Global Memory Access Optimization, tex throttling

I’m trying to optimize my kernel for some basic rejection calculations and the slowest portion appears to be access to global memory and conversion from float to double. From reading a number of articles about optimizing memory access I think I am coalescing memory properly but I would love some advice for speeding up my inital load of the memory.

Attached is a screenshot of my NSight capture. Tex Throttling is almost entirely the reason all of my warps are waiting to execute.

What is the GPU you are using and what is the FP64 pipeline usage?

I’m running an RTX 3060, below is my deviceQuery information

Device 0: "NVIDIA GeForce RTX 3060"
  CUDA Driver Version / Runtime Version          11.7 / 11.7
  CUDA Capability Major/Minor version number:    8.6
  Total amount of global memory:                 12288 MBytes (12884377600 bytes)
  (028) Multiprocessors, (128) CUDA Cores/MP:    3584 CUDA Cores
  GPU Max Clock rate:                            1807 MHz (1.81 GHz)
  Memory Clock rate:                             7501 Mhz
  Memory Bus Width:                              192-bit
  L2 Cache Size:                                 2359296 bytes
  Maximum Texture Dimension Size (x,y,z)         1D=(131072), 2D=(131072, 65536), 3D=(16384, 16384, 16384)
  Maximum Layered 1D Texture Size, (num) layers  1D=(32768), 2048 layers
  Maximum Layered 2D Texture Size, (num) layers  2D=(32768, 32768), 2048 layers
  Total amount of constant memory:               65536 bytes
  Total amount of shared memory per block:       49152 bytes
  Total shared memory per multiprocessor:        102400 bytes
  Total number of registers available per block: 65536
  Warp size:                                     32
  Maximum number of threads per multiprocessor:  1536
  Maximum number of threads per block:           1024
  Max dimension size of a thread block (x,y,z): (1024, 1024, 64)
  Max dimension size of a grid size    (x,y,z): (2147483647, 65535, 65535)
  Maximum memory pitch:                          2147483647 bytes
  Texture alignment:                             512 bytes
  Concurrent copy and kernel execution:          Yes with 1 copy engine(s)
  Run time limit on kernels:                     Yes
  Integrated GPU sharing Host Memory:            No
  Support host page-locked memory mapping:       Yes
  Alignment requirement for Surfaces:            Yes
  Device has ECC support:                        Disabled
  CUDA Device Driver Mode (TCC or WDDM):         WDDM (Windows Display Driver Model)
  Device supports Unified Addressing (UVA):      Yes
  Device supports Managed Memory:                Yes
  Device supports Compute Preemption:            Yes
  Supports Cooperative Kernel Launch:            Yes
  Supports MultiDevice Co-op Kernel Launch:      No
  Device PCI Domain ID / Bus ID / location ID:   0 / 43 / 0
  Compute Mode:
     < Default (multiple host threads can use ::cudaSetDevice() with device simultaneously) >

deviceQuery, CUDA Driver = CUDART, CUDA Driver Version = 11.7, CUDA Runtime Version = 11.7, NumDevs = 1

My FP64 Pipeline is at 87.3% utilization.

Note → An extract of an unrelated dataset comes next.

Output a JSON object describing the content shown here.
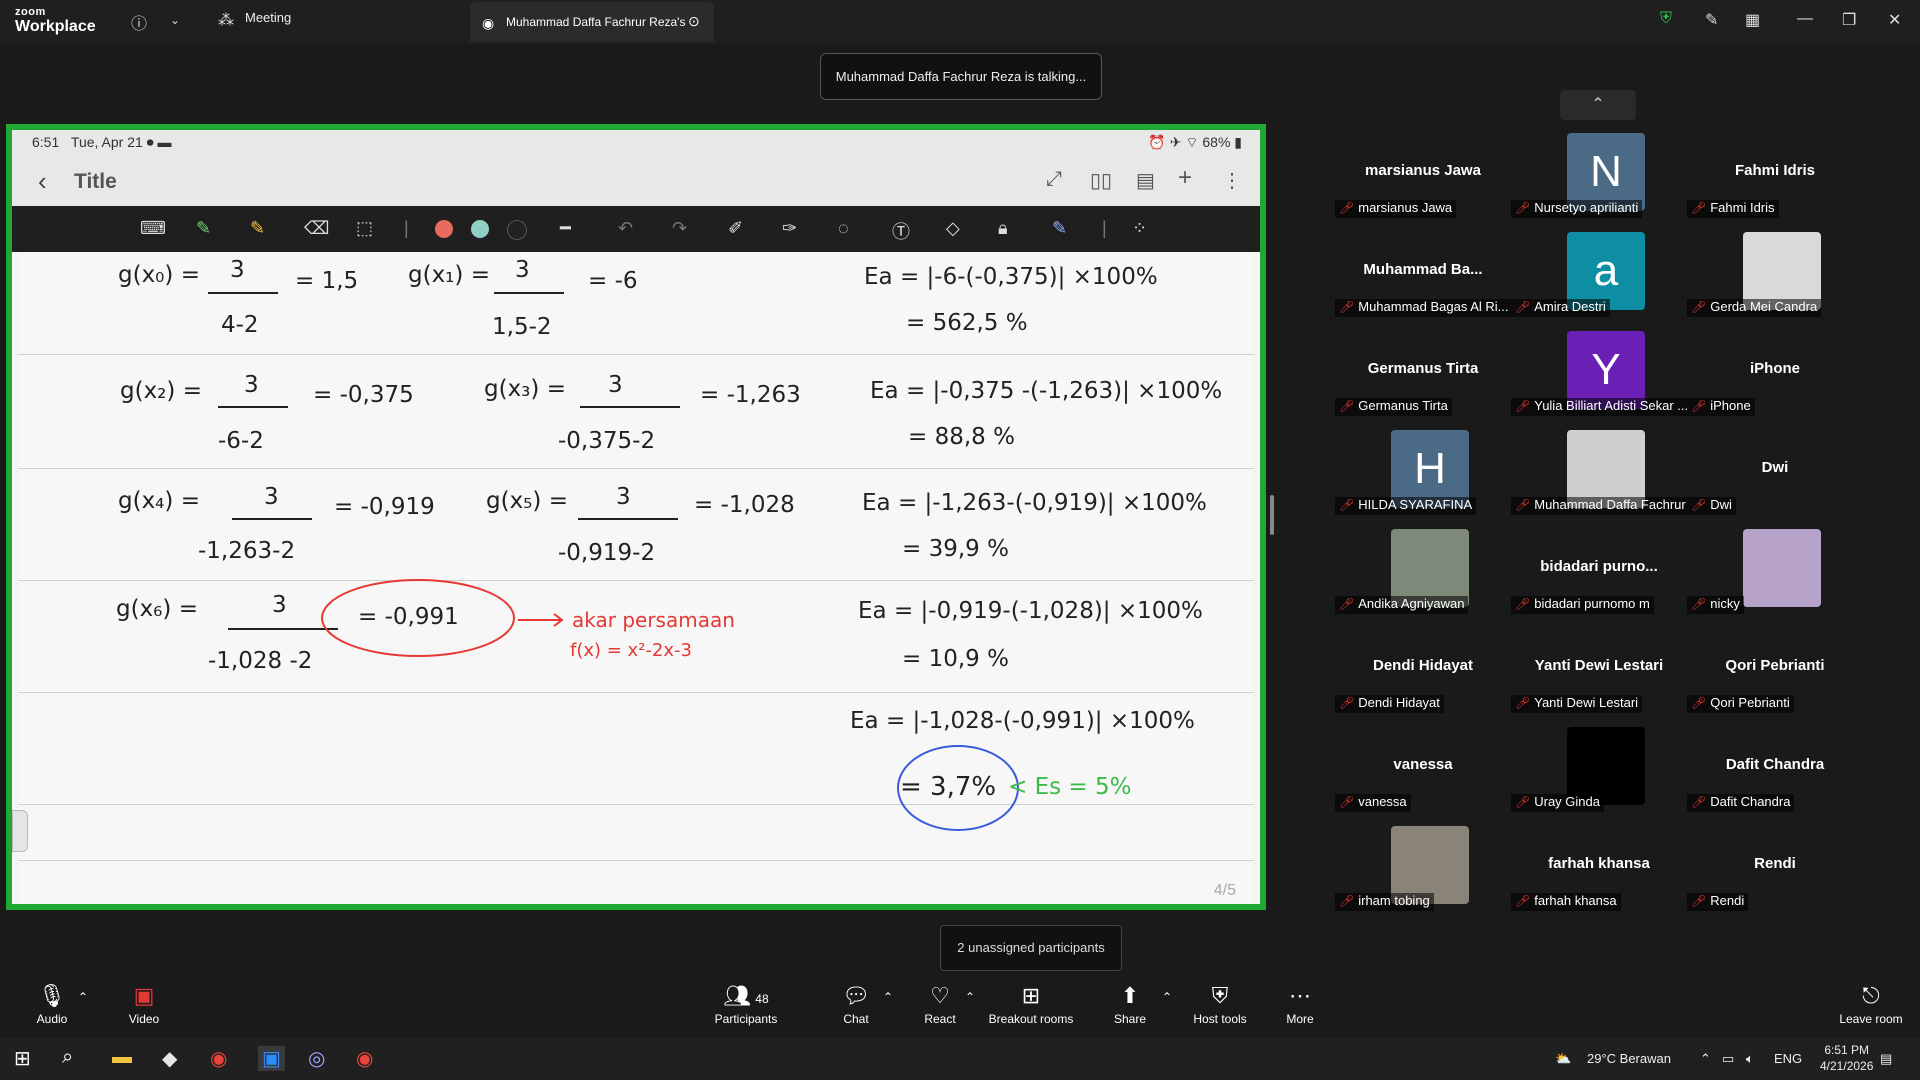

The data in the global space is float which then gets converted to double for mathematical precision when performing the calculations. I’m not sure if switching to storing as doubles to avoid type conversion would help relax some of the pressure on the FP64 pipeline.

Your float to double conversions are being done on the FP64 unit, which for consumer oriented GPUs has a much reduced throughput - see here.

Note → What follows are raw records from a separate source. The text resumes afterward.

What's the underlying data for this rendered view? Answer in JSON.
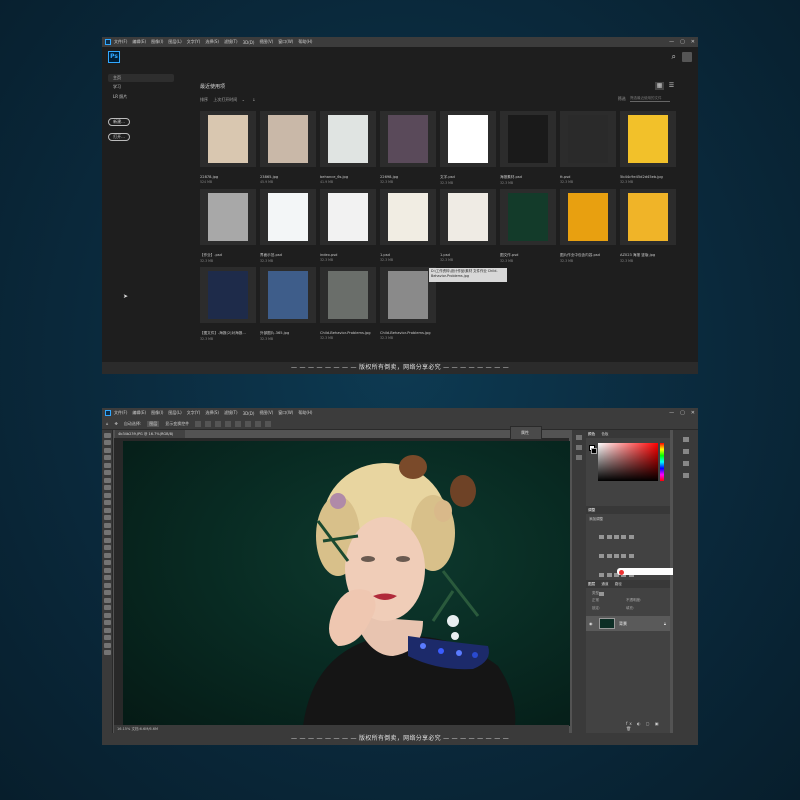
{
  "home": {
    "menu": [
      "文件(F)",
      "编辑(E)",
      "图像(I)",
      "图层(L)",
      "文字(Y)",
      "选择(S)",
      "滤镜(T)",
      "3D(D)",
      "视图(V)",
      "窗口(W)",
      "帮助(H)"
    ],
    "logo_text": "Ps",
    "nav": [
      "主页",
      "学习",
      "LR 照片"
    ],
    "buttons": [
      "新建...",
      "打开..."
    ],
    "section_title": "最近使用项",
    "sort_label": "排序",
    "sort_value": "上次打开时间",
    "filter_label": "筛选",
    "filter_placeholder": "筛选最近使用的文件",
    "files": [
      {
        "name": "22878.jpg",
        "size": "524 MB"
      },
      {
        "name": "23865.jpg",
        "size": "45.9 MB"
      },
      {
        "name": "behance_6s.jpg",
        "size": "41.9 MB"
      },
      {
        "name": "22698.jpg",
        "size": "32.3 MB"
      },
      {
        "name": "文字.psd",
        "size": "32.3 MB"
      },
      {
        "name": "海报素材.psd",
        "size": "32.3 MB"
      },
      {
        "name": "tt.psd",
        "size": "32.3 MB"
      },
      {
        "name": "5b44c9e45d2d45eb.jpg",
        "size": "32.3 MB"
      },
      {
        "name": "【作业】.psd",
        "size": "32.3 MB"
      },
      {
        "name": "界面示范.psd",
        "size": "32.3 MB"
      },
      {
        "name": "index.psd",
        "size": "32.3 MB"
      },
      {
        "name": "1.psd",
        "size": "32.3 MB"
      },
      {
        "name": "1.psd",
        "size": "32.3 MB"
      },
      {
        "name": "图文作.psd",
        "size": "32.3 MB"
      },
      {
        "name": "图片作业中包含内容.psd",
        "size": "32.3 MB"
      },
      {
        "name": "AZ023 海报 竖版.jpg",
        "size": "32.3 MB"
      },
      {
        "name": "【图文件】-海报(2)对海报...",
        "size": "32.3 MB"
      },
      {
        "name": "外部图片-365.jpg",
        "size": "32.3 MB"
      },
      {
        "name": "Child-Behavior-Problems.jpg",
        "size": "32.3 MB"
      },
      {
        "name": "Child-Behavior-Problems.jpg",
        "size": "32.3 MB"
      }
    ],
    "tooltip": "D:\\工作资料\\设计作品\\素材 文件作业 Child-Behavior-Problems.jpg",
    "watermark": "— — — — — — — — 版权所有倒卖，网络分享必究 — — — — — — — —",
    "thumb_colors": [
      "#d9c7b0",
      "#c9b8a8",
      "#e0e4e2",
      "#5a4a5a",
      "#ffffff",
      "#1a1a1a",
      "#2a2a2a",
      "#f2c12a",
      "#a8a8a8",
      "#f3f6f7",
      "#f2f2f2",
      "#f1ede3",
      "#efebe4",
      "#133b2a",
      "#e8a010",
      "#f0b428",
      "#1e2b4a",
      "#3e5d8a",
      "#6a6e6a",
      "#8a8a8a"
    ]
  },
  "editor": {
    "menu": [
      "文件(F)",
      "编辑(E)",
      "图像(I)",
      "图层(L)",
      "文字(Y)",
      "选择(S)",
      "滤镜(T)",
      "3D(D)",
      "视图(V)",
      "窗口(W)",
      "帮助(H)"
    ],
    "options": [
      "自动选择:",
      "图层",
      "显示变换控件"
    ],
    "doc_tab": "4b34b239.JPG @ 16.7%(RGB/8)",
    "float_label": "属性",
    "status": "16.15%   文档:6.6M/6.6M",
    "color_tabs": [
      "颜色",
      "色板"
    ],
    "adjust_tabs": [
      "调整"
    ],
    "adjust_label": "添加调整",
    "layer_tabs": [
      "图层",
      "通道",
      "路径"
    ],
    "layer_kind": "类型",
    "blend_mode": "正常",
    "opacity_label": "不透明度:",
    "lock_label": "锁定:",
    "fill_label": "填充:",
    "layer_name": "背景",
    "layer_footer": "fx ◐ ▢ ▣ 🗑",
    "watermark": "— — — — — — — — 版权所有倒卖，网络分享必究 — — — — — — — —"
  }
}
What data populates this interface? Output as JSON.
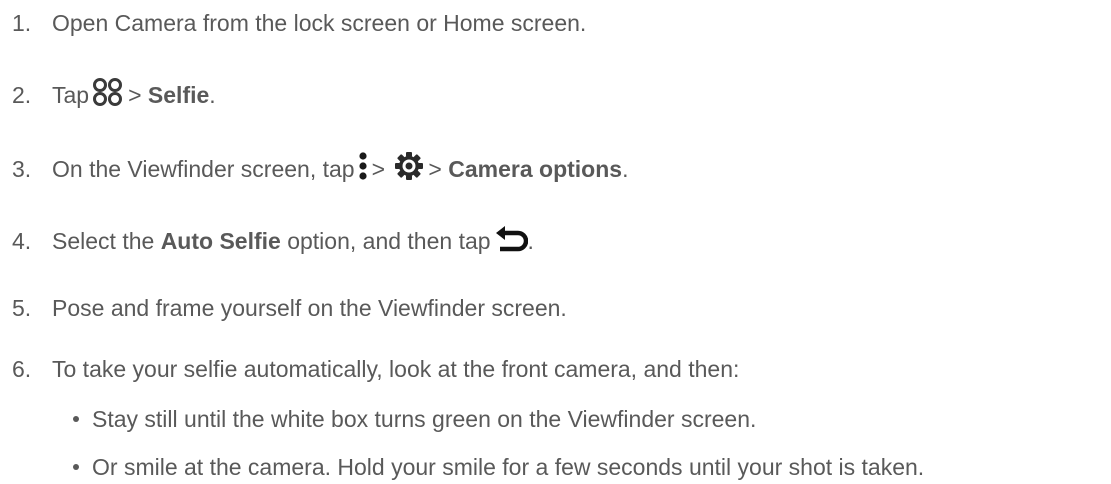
{
  "steps": [
    {
      "num": "1.",
      "text": "Open Camera from the lock screen or Home screen."
    },
    {
      "num": "2.",
      "pre": "Tap",
      "sep": ">",
      "bold": "Selfie",
      "end": ".",
      "icon": "modes-icon"
    },
    {
      "num": "3.",
      "pre": "On the Viewfinder screen, tap",
      "sep1": ">",
      "sep2": ">",
      "bold": "Camera options",
      "end": ".",
      "icons": [
        "more-options-icon",
        "settings-gear-icon"
      ]
    },
    {
      "num": "4.",
      "pre": "Select the",
      "bold": "Auto Selfie",
      "mid": "option, and then tap",
      "end": ".",
      "icon": "back-icon"
    },
    {
      "num": "5.",
      "text": "Pose and frame yourself on the Viewfinder screen."
    },
    {
      "num": "6.",
      "text": "To take your selfie automatically, look at the front camera, and then:"
    }
  ],
  "bullets": [
    "Stay still until the white box turns green on the Viewfinder screen.",
    "Or smile at the camera. Hold your smile for a few seconds until your shot is taken."
  ],
  "colors": {
    "text": "#595959",
    "icon": "#3a3a3a"
  }
}
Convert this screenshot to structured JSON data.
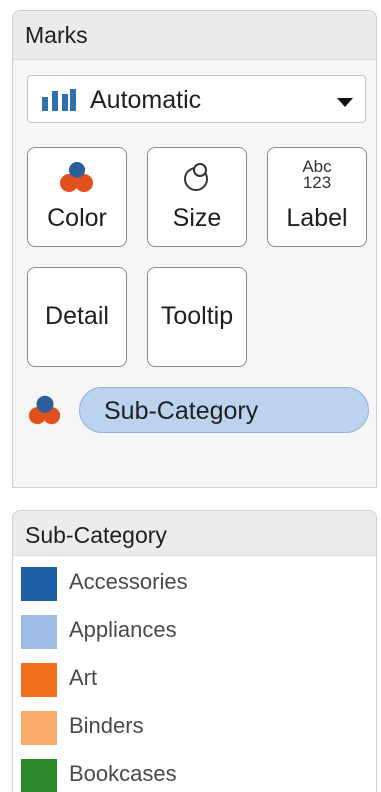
{
  "marks_card": {
    "title": "Marks",
    "mark_type": {
      "label": "Automatic",
      "icon": "bar-chart-icon",
      "dropdown_icon": "caret-down-icon"
    },
    "tiles": [
      {
        "label": "Color",
        "icon": "color-circles-icon"
      },
      {
        "label": "Size",
        "icon": "size-circles-icon"
      },
      {
        "label": "Label",
        "icon": "abc-123-icon",
        "icon_text_top": "Abc",
        "icon_text_bottom": "123"
      },
      {
        "label": "Detail"
      },
      {
        "label": "Tooltip"
      }
    ],
    "field": {
      "encoding_icon": "color-circles-icon",
      "name": "Sub-Category"
    }
  },
  "legend": {
    "title": "Sub-Category",
    "items": [
      {
        "label": "Accessories",
        "color": "#1f5fa8"
      },
      {
        "label": "Appliances",
        "color": "#9fbde6"
      },
      {
        "label": "Art",
        "color": "#f2701d"
      },
      {
        "label": "Binders",
        "color": "#f9ac6c"
      },
      {
        "label": "Bookcases",
        "color": "#2a8a2a"
      }
    ]
  },
  "colors": {
    "pill_fill": "#bcd3ef",
    "bar_icon": "#2f6fb0",
    "icon_blue": "#2b5f99",
    "icon_orange": "#e2511d"
  }
}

This is very likely the cause for your stalls, see Greg’s reply here.

I’ve read that table a few times in the past but it finally made sense looking at it now. I think you are right and that is my main problem. I guess the only answer to getting better performance is finding a way to reduce the dependence on the double precision pipeline. I’ll go over my math to see if there is a way I can leverage the single precision pipeline.

Do you know if there is an option to perform mixed precision math so that I start with floats and end with a double? I don’t know if that would be faster or if that feature is available outside of the tensor cores.

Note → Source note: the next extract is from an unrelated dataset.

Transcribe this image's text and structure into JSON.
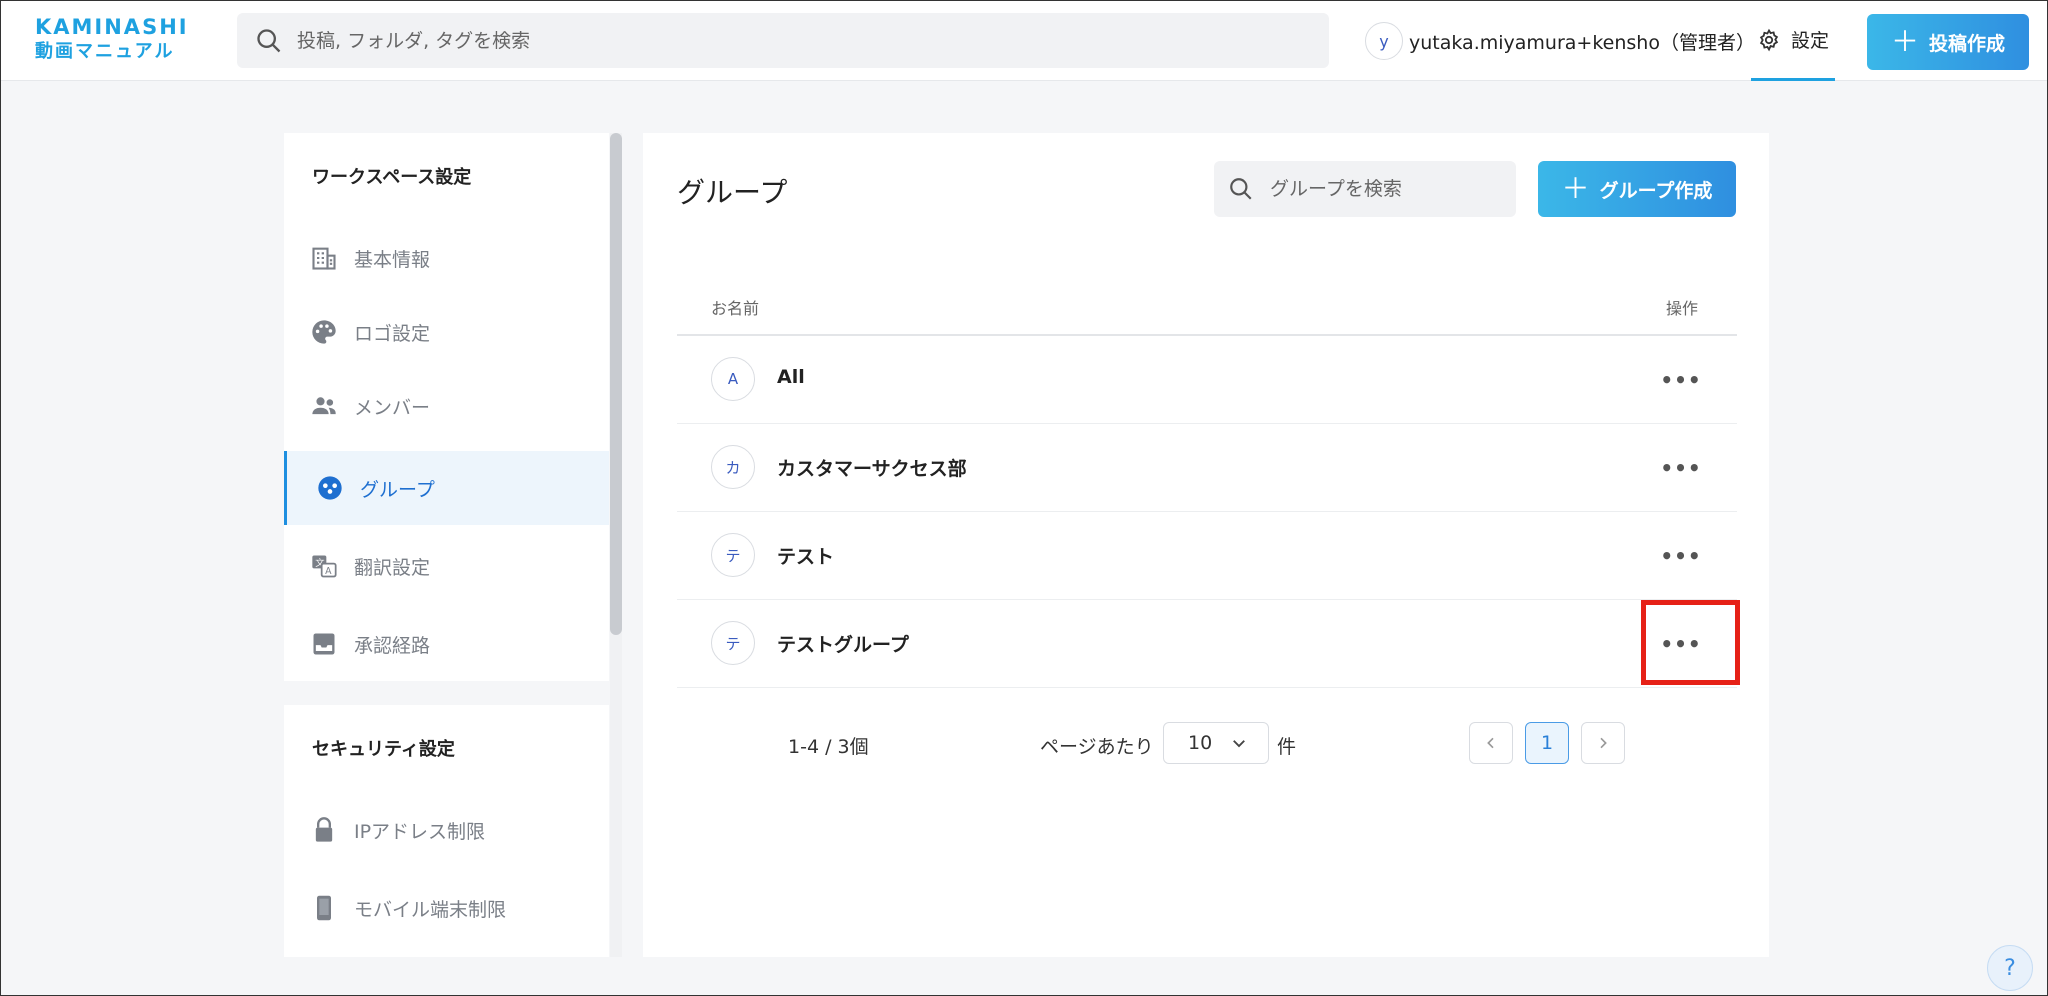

I’m sorry, I’ve minimal experience with floating point. If you’re able to outline your problem and mention the hardware limitation you have, in a post on the Cuda Programming and Performance forum, there are a number of people there who may be able to help.

njuffa, a frequent poster there recently posted something addressing this, but I can’t find it at the moment.